Order, Supreme Court, New York County (Richard B. Lowe III, J.), entered June 9, 2004, insofar as it granted plaintiff’s motion for summary judgment and awarded the principal sum of $3 million for breach of contract, and order, same court and Justice, entered January 25, 2005, which granted plaintiffs motion for reargument and awarded prejudgment interest, unanimously affirmed, with costs.

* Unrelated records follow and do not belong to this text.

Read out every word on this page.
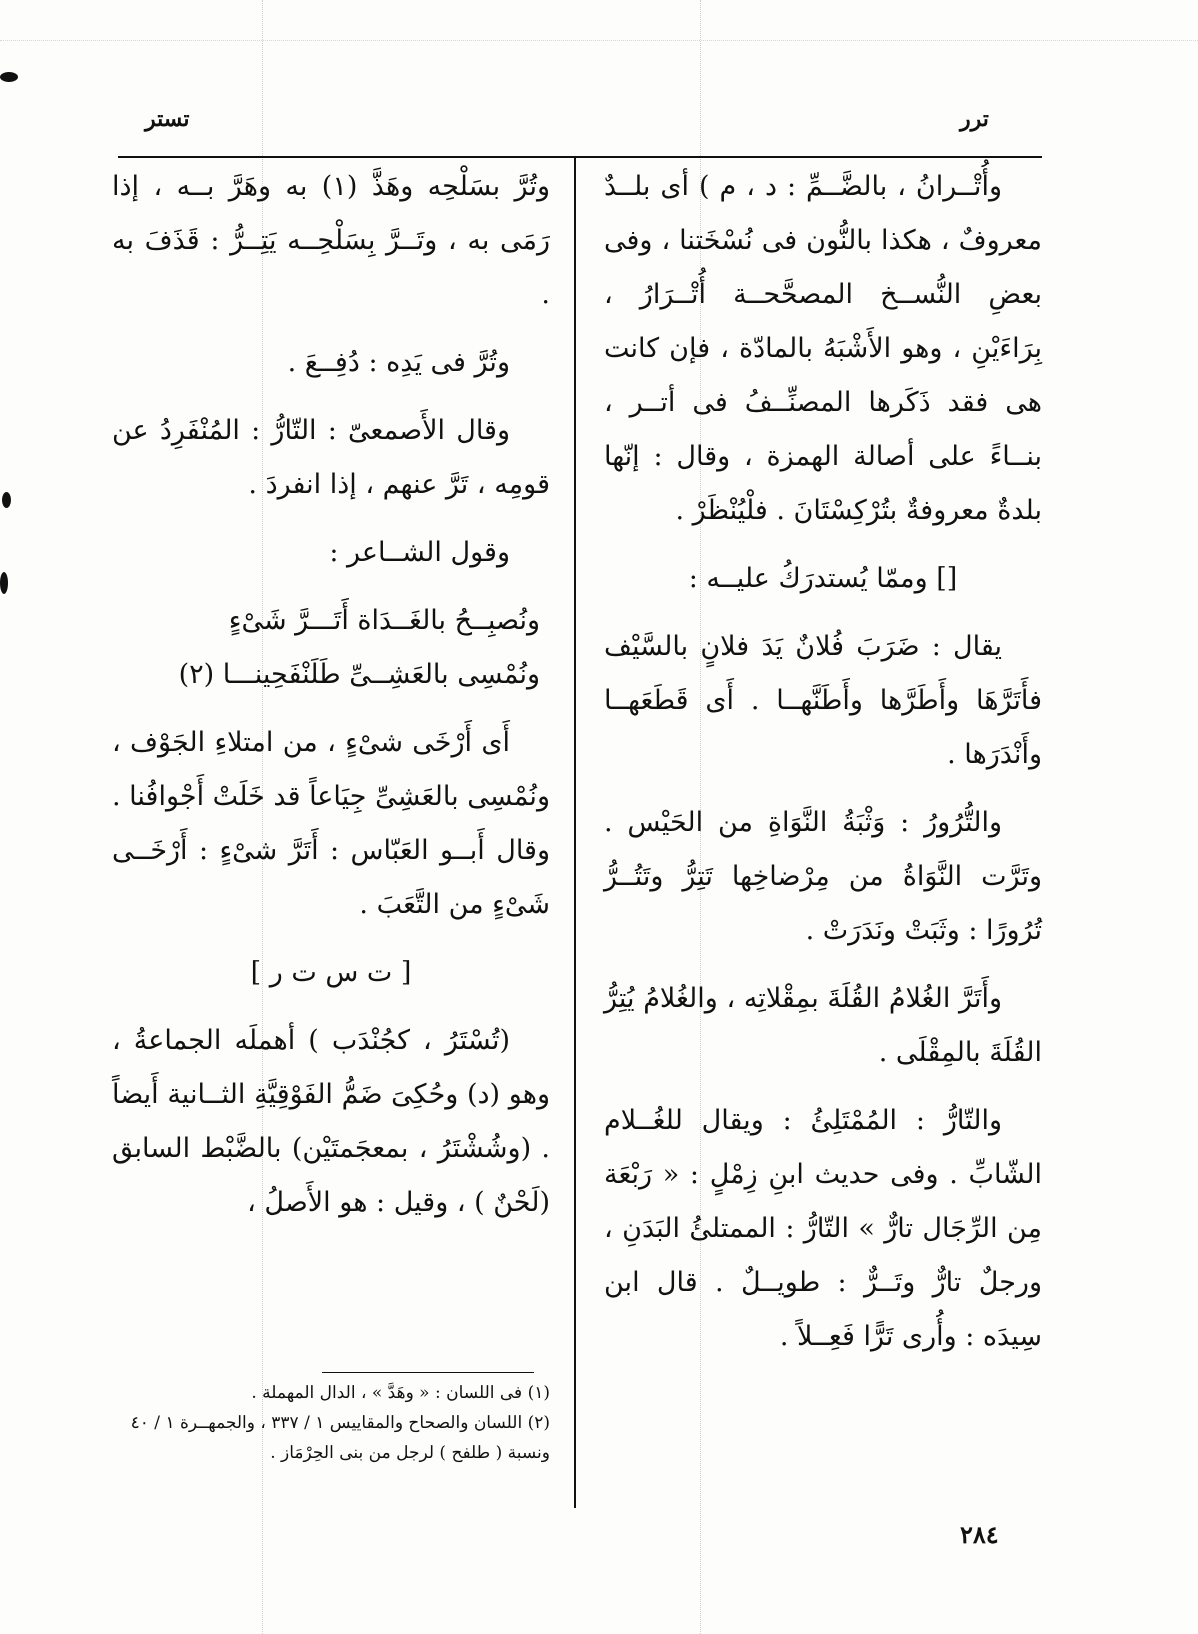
تستر	ترر

وأُتْــرانُ ، بالضَّــمِّ : د ، م ) أى بلــدٌ معروفٌ ، هكذا بالنُّون فى نُسْخَتنا ، وفى بعضِ النُّســخ المصحَّحــة أُتْــرَارُ ، بِرَاءَيْنِ ، وهو الأَشْبَهُ بالمادّة ، فإن كانت هى فقد ذَكَرها المصنِّــفُ فى أتــر ، بنــاءً على أصالة الهمزة ، وقال : إنّها بلدةٌ معروفةٌ بتُرْكِسْتَانَ . فلْيُنْظَرْ .

[] وممّا يُستدرَكُ عليــه :

يقال : ضَرَبَ فُلانٌ يَدَ فلانٍ بالسَّيْف فأَتَرَّهَا وأَطَرَّها وأَطَنَّهــا . أَى قَطَعَهــا وأَنْدَرَها .

والتُّرُورُ : وَثْبَةُ النَّوَاةِ من الحَيْس . وتَرَّت النَّوَاةُ من مِرْضاخِها تَتِرُّ وتَتُــرُّ تُرُورًا : وثَبَتْ ونَدَرَتْ .

وأَتَرَّ الغُلامُ القُلَةَ بمِقْلاتِه ، والغُلامُ يُتِرُّ القُلَةَ بالمِقْلَى .

والتّارُّ : المُمْتَلِئُ : ويقال للغُــلام الشّابِّ . وفى حديث ابنِ زِمْلٍ : « رَبْعَة مِن الرِّجَال تارٌّ » التّارُّ : الممتلئُ البَدَنِ ، ورجلٌ تارٌّ وتَــرٌّ : طويــلٌ . قال ابن سِيدَه : وأُرى تَرًّا فَعِــلاً .

وتُرَّ بسَلْحِه وهَذَّ (١) به وهَرَّ بــه ، إذا رَمَى به ، وتَــرَّ بِسَلْحِــه يَتِــرُّ : قَذَفَ به .

وتُرَّ فى يَدِه : دُفِــعَ .

وقال الأَصمعىّ : التّارُّ : المُنْفَرِدُ عن قومِه ، تَرَّ عنهم ، إذا انفردَ .

وقول الشــاعر :

ونُصبِــحُ بالغَــدَاة أَتَـــرَّ شَىْءٍ

ونُمْسِى بالعَشِــىِّ طَلَنْفَحِينـــا (٢)

أَى أَرْخَى شىْءٍ ، من امتلاءِ الجَوْف ، ونُمْسِى بالعَشِىِّ جِيَاعاً قد خَلَتْ أَجْوافُنا . وقال أَبــو العَبّاس : أَتَرَّ شىْءٍ : أَرْخَــى شَىْءٍ من التَّعَبَ .

[ ت س ت ر ]

(تُسْتَرُ ، كجُنْدَب ) أهملَه الجماعةُ ، وهو (د) وحُكِىَ ضَمُّ الفَوْقِيَّةِ الثــانية أَيضاً . (وشُشْتَرُ ، بمعجَمتَيْن) بالضَّبْط السابق (لَحْنٌ ) ، وقيل : هو الأَصلُ ،

(١) فى اللسان : « وهَدَّ » ، الدال المهملة .
(٢) اللسان والصحاح والمقاييس ١ / ٣٣٧ ، والجمهــرة ١ / ٤٠ ونسبة ( طلفح ) لرجل من بنى الحِرْمَاز .
٢٨٤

Defendant CT Holdings repudiated its financial obligations under the parties’ settlement term sheet by its unequivocal communications indicating it was unable to perform those *296obligations by the contract deadline (see Computer Possibilities Unlimited v Mobil Oil Corp., 301 AD2d 70 [2002], lv denied 100 NY2d 504 [2003]). Contrary to CT Holdings’ contention, plaintiff did not fail to satisfy a condition precedent. A contractual duty ordinarily will not be construed as a condition precedent absent clear language that it was so intended (Unigard Sec. Ins. Co. v North Riv. Ins. Co., 79 NY2d 576, 581 [1992]). The language in Lindenbaum v Royco Prop. Corp. (165 AD2d 254, 259 [1991]), upon which CT Holdings relies, differs substantially from that in the term sheet.
We find prejudgment interest was properly awarded in the absence of any substantive argument in opposition to plaintiffs motion to reargue or a showing by CT Holdings of a reasonable excuse and the merit of its position on its vacatur motion.
We have considered CT Holdings’ other contentions and find them unavailing. Concur—Saxe, J.P., Marlow, Gonzalez, Catterson and McGuire, JJ.